6

I never really liked the direction CORS (cross-origin resource sharing) is taking. I think there's a misconception how client-server communication should work.

The general concept is:

User: Hello Server, I'm sending such request

  1. Server supports request:
    Server: Hello user, I'm sending my response to your request.
  2. Server does not support request, REFERRER does not match etc:
    Server: 400 - bad request

But, ok, let's say CORS is doing servers a favor by assuming 400 errors on certain attempts - such as getting user's profile information abusing the fact he's logged on. I think this is indeed good, but looks stupid the way it's now implemented:

Script wants to send request to different origin...
User: Hello Server, I want to send a request. What requests do you accept?
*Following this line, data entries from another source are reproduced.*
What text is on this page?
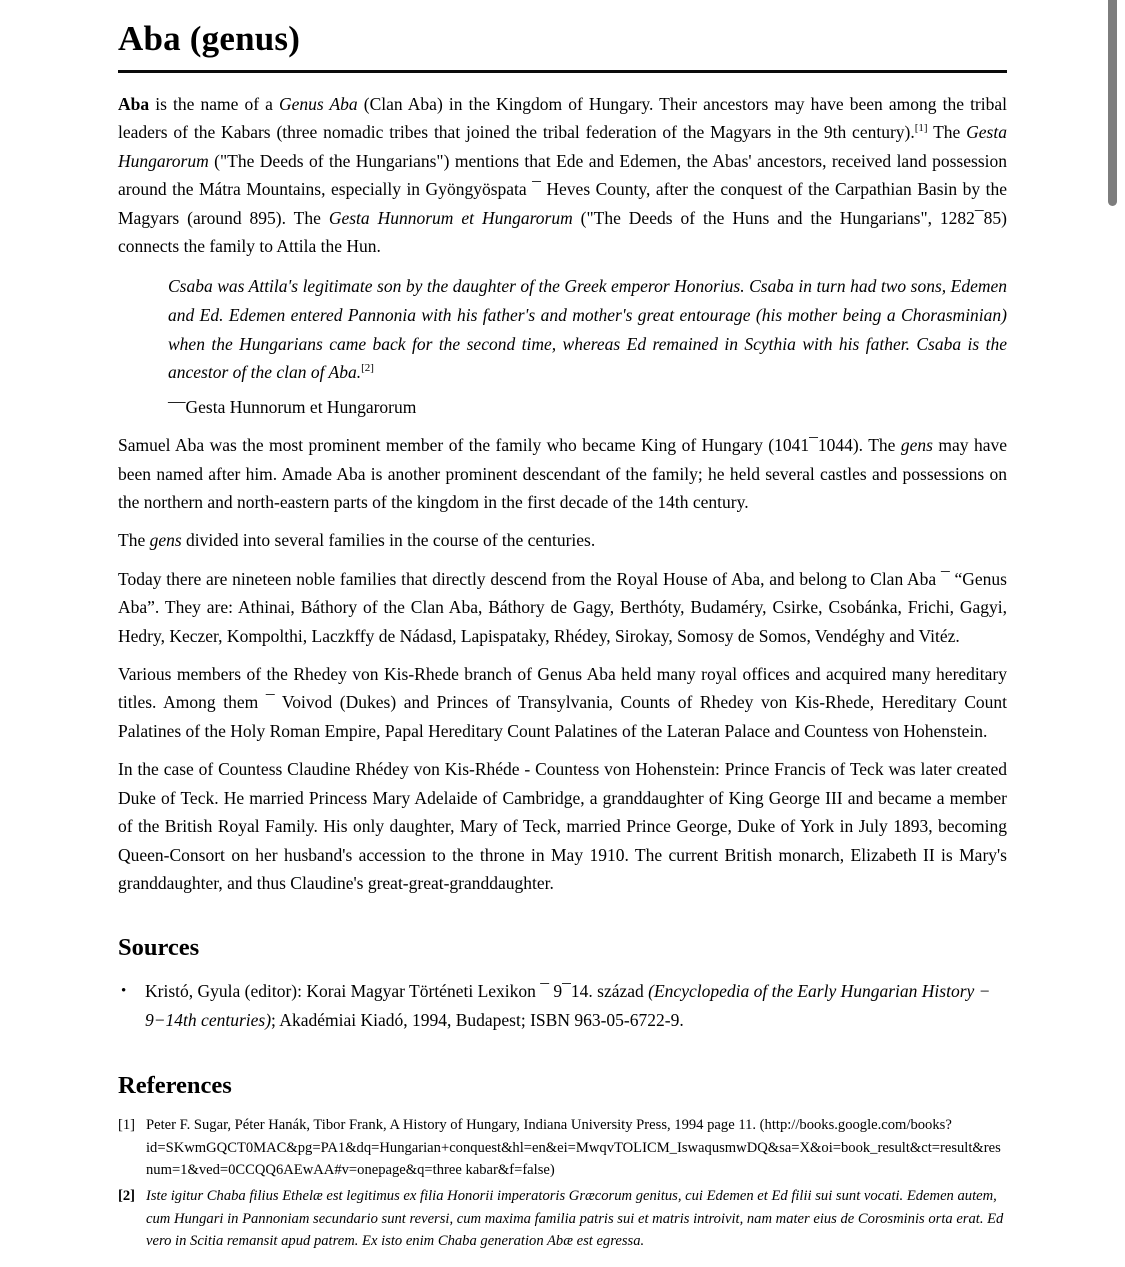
Aba (genus)

Aba is the name of a Genus Aba (Clan Aba) in the Kingdom of Hungary. Their ancestors may have been among the tribal leaders of the Kabars (three nomadic tribes that joined the tribal federation of the Magyars in the 9th century).[1] The Gesta Hungarorum ("The Deeds of the Hungarians") mentions that Ede and Edemen, the Abas' ancestors, received land possession around the Mátra Mountains, especially in Gyöngyöspata ¯ Heves County, after the conquest of the Carpathian Basin by the Magyars (around 895). The Gesta Hunnorum et Hungarorum ("The Deeds of the Huns and the Hungarians", 1282¯85) connects the family to Attila the Hun.

Csaba was Attila's legitimate son by the daughter of the Greek emperor Honorius. Csaba in turn had two sons, Edemen and Ed. Edemen entered Pannonia with his father's and mother's great entourage (his mother being a Chorasminian) when the Hungarians came back for the second time, whereas Ed remained in Scythia with his father. Csaba is the ancestor of the clan of Aba.[2]
—Gesta Hunnorum et Hungarorum

Samuel Aba was the most prominent member of the family who became King of Hungary (1041¯1044). The gens may have been named after him. Amade Aba is another prominent descendant of the family; he held several castles and possessions on the northern and north-eastern parts of the kingdom in the first decade of the 14th century.

The gens divided into several families in the course of the centuries.

Today there are nineteen noble families that directly descend from the Royal House of Aba, and belong to Clan Aba ¯ “Genus Aba”. They are: Athinai, Báthory of the Clan Aba, Báthory de Gagy, Berthóty, Budaméry, Csirke, Csobánka, Frichi, Gagyi, Hedry, Keczer, Kompolthi, Laczkffy de Nádasd, Lapispataky, Rhédey, Sirokay, Somosy de Somos, Vendéghy and Vitéz.

Various members of the Rhedey von Kis-Rhede branch of Genus Aba held many royal offices and acquired many hereditary titles. Among them ¯ Voivod (Dukes) and Princes of Transylvania, Counts of Rhedey von Kis-Rhede, Hereditary Count Palatines of the Holy Roman Empire, Papal Hereditary Count Palatines of the Lateran Palace and Countess von Hohenstein.

In the case of Countess Claudine Rhédey von Kis-Rhéde - Countess von Hohenstein: Prince Francis of Teck was later created Duke of Teck. He married Princess Mary Adelaide of Cambridge, a granddaughter of King George III and became a member of the British Royal Family. His only daughter, Mary of Teck, married Prince George, Duke of York in July 1893, becoming Queen-Consort on her husband's accession to the throne in May 1910. The current British monarch, Elizabeth II is Mary's granddaughter, and thus Claudine's great-great-granddaughter.

Sources
• Kristó, Gyula (editor): Korai Magyar Történeti Lexikon ¯ 9¯14. század (Encyclopedia of the Early Hungarian History − 9−14th centuries); Akadémiai Kiadó, 1994, Budapest; ISBN 963-05-6722-9.
References
[1] Peter F. Sugar, Péter Hanák, Tibor Frank, A History of Hungary, Indiana University Press, 1994 page 11. (http://books.google.com/books?id=SKwmGQCT0MAC&pg=PA1&dq=Hungarian+conquest&hl=en&ei=MwqvTOLICM_IswaqusmwDQ&sa=X&oi=book_result&ct=result&resnum=1&ved=0CCQQ6AEwAA#v=onepage&q=three kabar&f=false)
[2] Iste igitur Chaba filius Ethelæ est legitimus ex filia Honorii imperatoris Græcorum genitus, cui Edemen et Ed filii sui sunt vocati. Edemen autem, cum Hungari in Pannoniam secundario sunt reversi, cum maxima familia patris sui et matris introivit, nam mater eius de Corosminis orta erat. Ed vero in Scitia remansit apud patrem. Ex isto enim Chaba generation Abæ est egressa.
  1. Server is aware of CORS:
    Server: Hello user, I'm sending my CORS policies.
    Browser decides to send or not to send...
  2. Server is not aware of CORS:
    Server: 404 - not found
    Damn... I just wanted to fetch an image...

But why does CORS not just strip the cookies then? Often scripts want to fetch JSON, other scripts or images from different origin. In that case, they have to establish a server proxy. These proxies are quite popular.

This progress has quite complicated the server independence of web applications (which are now able to save files, parse files and so on).

So what's the point of blocking a GET request I can bypass over a proxy?

3

I'd say the the focus of CORS is making the web safer for final users and most of it implementation is in fact incapsulated in modern browsers.

What I mean is that it is not designed to only make your serverside content protected or unreachable, as you can always NOT send the referrer headers and bypass it. This is clearly not the case for "unconscious" web users who just want to happily browse the web without being worried about XSS attacks.